My Dad didn't die as the result of a gun fight or a high speed chase.  He wasn't ambushed by a drug dealer and he wasn't killed by an armed robber. Daddy died because the stresses of the day, the heat, the exertion of carrying ailing citizens to care and nineteen years of serving and protecting the city of Baltimore. Each and every police officer that takes to the streets at the start of their shift, does so without any idea of what those twelve hours will hold.  They don't know who is hiding around the corner; what horrific sight they will encounter at a crime scene, or how they will find the words to tell a mother that her child is gone.  They will close their eyes to sleep and see the anguished face of the child beaten by a parent; they will kiss their children good night and pray that they will not fall victim to the drug dealers littering the community; and they will kiss their loved ones good bye, unsure they will return home safely.  Why? Well ,it certainly isn't for the salary nor the appreciation they receive from others. No, they do it because they chose the noble profession of serving and protecting.

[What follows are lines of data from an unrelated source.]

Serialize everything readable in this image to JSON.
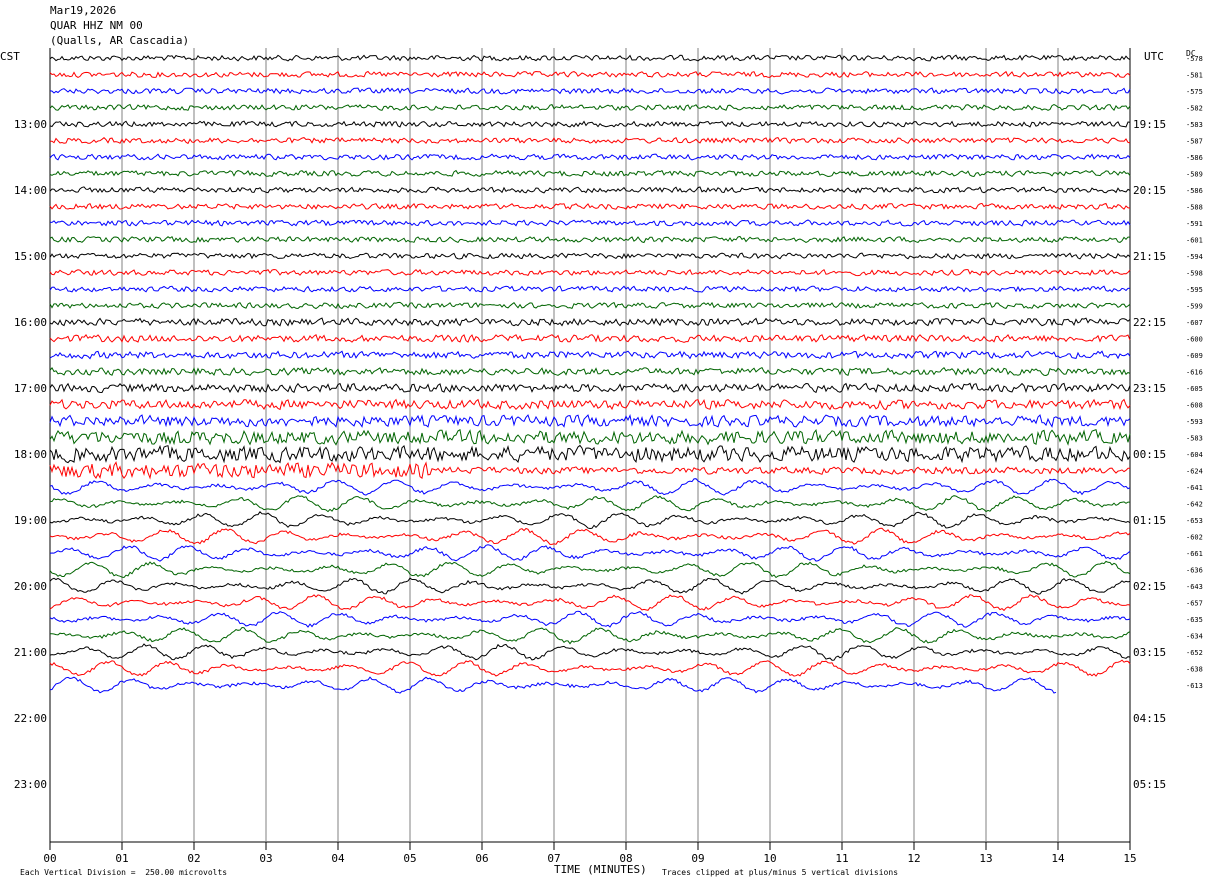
{
  "header": {
    "date": "Mar19,2026",
    "station": "QUAR HHZ NM 00",
    "location": "(Qualls, AR Cascadia)"
  },
  "left_axis_label": "CST",
  "right_axis_label": "UTC",
  "dc_label": "DC",
  "footer": {
    "vertical_division": "Each Vertical Division =  250.00 microvolts",
    "xlabel": "TIME (MINUTES)",
    "clip_note": "Traces clipped at plus/minus 5 vertical divisions"
  },
  "trace_colors": [
    "#000000",
    "#ff0000",
    "#0000ff",
    "#006400"
  ],
  "chart_data": {
    "type": "line",
    "xlabel": "TIME (MINUTES)",
    "xlim": [
      0,
      15
    ],
    "x_ticks": [
      "00",
      "01",
      "02",
      "03",
      "04",
      "05",
      "06",
      "07",
      "08",
      "09",
      "10",
      "11",
      "12",
      "13",
      "14",
      "15"
    ],
    "cst_labels": [
      "13:00",
      "14:00",
      "15:00",
      "16:00",
      "17:00",
      "18:00",
      "19:00",
      "20:00",
      "21:00",
      "22:00",
      "23:00"
    ],
    "utc_labels": [
      "19:15",
      "20:15",
      "21:15",
      "22:15",
      "23:15",
      "00:15",
      "01:15",
      "02:15",
      "03:15",
      "04:15",
      "05:15"
    ],
    "dc_offsets": [
      -578,
      -581,
      -575,
      -582,
      -583,
      -587,
      -586,
      -589,
      -586,
      -588,
      -591,
      -601,
      -594,
      -598,
      -595,
      -599,
      -607,
      -600,
      -609,
      -616,
      -605,
      -608,
      -593,
      -583,
      -604,
      -624,
      -641,
      -642,
      -653,
      -602,
      -661,
      -636,
      -643,
      -657,
      -635,
      -634,
      -652,
      -638,
      -613
    ],
    "grid": true
  }
}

Whether a soldier, a fireman, or a police officer, they don't have a red cape or a giant S on their chests; they don't have comic books about their adventures or lunch boxes with their faces on them and people certainly don't stand in line for hours to have their pictures taken with them or get their autographs. Quite frankly, unless you have needed their assistance, they are in a thankless profession.

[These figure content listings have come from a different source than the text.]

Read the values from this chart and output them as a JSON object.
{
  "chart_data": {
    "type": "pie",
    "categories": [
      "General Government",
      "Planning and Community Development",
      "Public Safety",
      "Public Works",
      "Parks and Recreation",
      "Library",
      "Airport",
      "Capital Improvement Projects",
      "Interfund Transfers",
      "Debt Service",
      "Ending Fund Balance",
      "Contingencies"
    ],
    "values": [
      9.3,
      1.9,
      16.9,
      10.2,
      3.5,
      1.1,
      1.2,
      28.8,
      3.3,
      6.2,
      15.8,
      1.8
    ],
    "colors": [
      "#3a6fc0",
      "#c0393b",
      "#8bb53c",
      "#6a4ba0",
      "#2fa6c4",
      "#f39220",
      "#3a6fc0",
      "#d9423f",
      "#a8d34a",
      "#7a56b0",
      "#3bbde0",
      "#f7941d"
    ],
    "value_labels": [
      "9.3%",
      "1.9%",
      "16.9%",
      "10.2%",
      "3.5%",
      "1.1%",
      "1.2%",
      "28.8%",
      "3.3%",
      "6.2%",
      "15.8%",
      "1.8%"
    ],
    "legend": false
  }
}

I once met a tiny, young woman at a gathering who in conversation told me she was a police officer. I couldn't believe it, so I asked, "What made you want to be a cop?" Her response surprised me. She smiled, shrugged her shoulders and said, "Call me crazy, but I believe that one day the world will be a safer place and if I can play a small part in making that happen, then I will count myself a success." Her answer wasn't because she wanted the authority of a badge or the power of carrying a gun but instead was to make the world safer.  A selfless attitude indeed.

Jesus, himself, had this similar attitude. No, He didn't wear a badge or carrying a gun and while His focus was not on putting the bad guys in jail, He walked this earth to teach and inspire people. His desire was for everyone to live in love and peace with each other and with God. Jesus started his shift knowing he would face hostility, the possibility of ambush, and the certainty of death but because of his love for people he was undeterred. Jesus took his final roll call on the cross. His death was in the line of duty while protecting and serving God's people.

Imagine for a moment if you will, what our community would be like if we all took these kind of attitudes:  What if every person held themselves accountable for their actions? What if each person was in the habit of protecting and serving one another, instead of fighting and being self-centered? What if instead of bullying we befriended or instead of turning to drugs to cope we could rely on one another for support? What if instead of ignoring the down and out with extended a hand to help them up? What if there was no need for gangs because everyone felt important and empowered? What if all parents trained their children up with respect and love? What if our streets became a place for neighbors to talk and children to play instead of drug territories and gang turf? Sounds like a pretty lofty idea but wouldn't it be great?!

Jesus gave us the great command in John 15:12-13, "My command is this: Love each other as I have loved you. Greater love has no one than this: to lay down ones life for another." 

When our men and women in blue put on their badges, this is what they are doing. They are willing to sacrifice it all for the safety of another. Whether they die by gunfire or the stresses of the job weakens their hearts, they die a HERO and exemplify the great command.  So, until we, the community, can fulfill all the "What ifs", take the time to thank our superheroes in blue, our soldiers in camo, and our firemen in gear.  Respect their positions and be grateful for their service.  Support their spouses and loved ones who sacrifice as much as they do and say a prayer for the safety of all.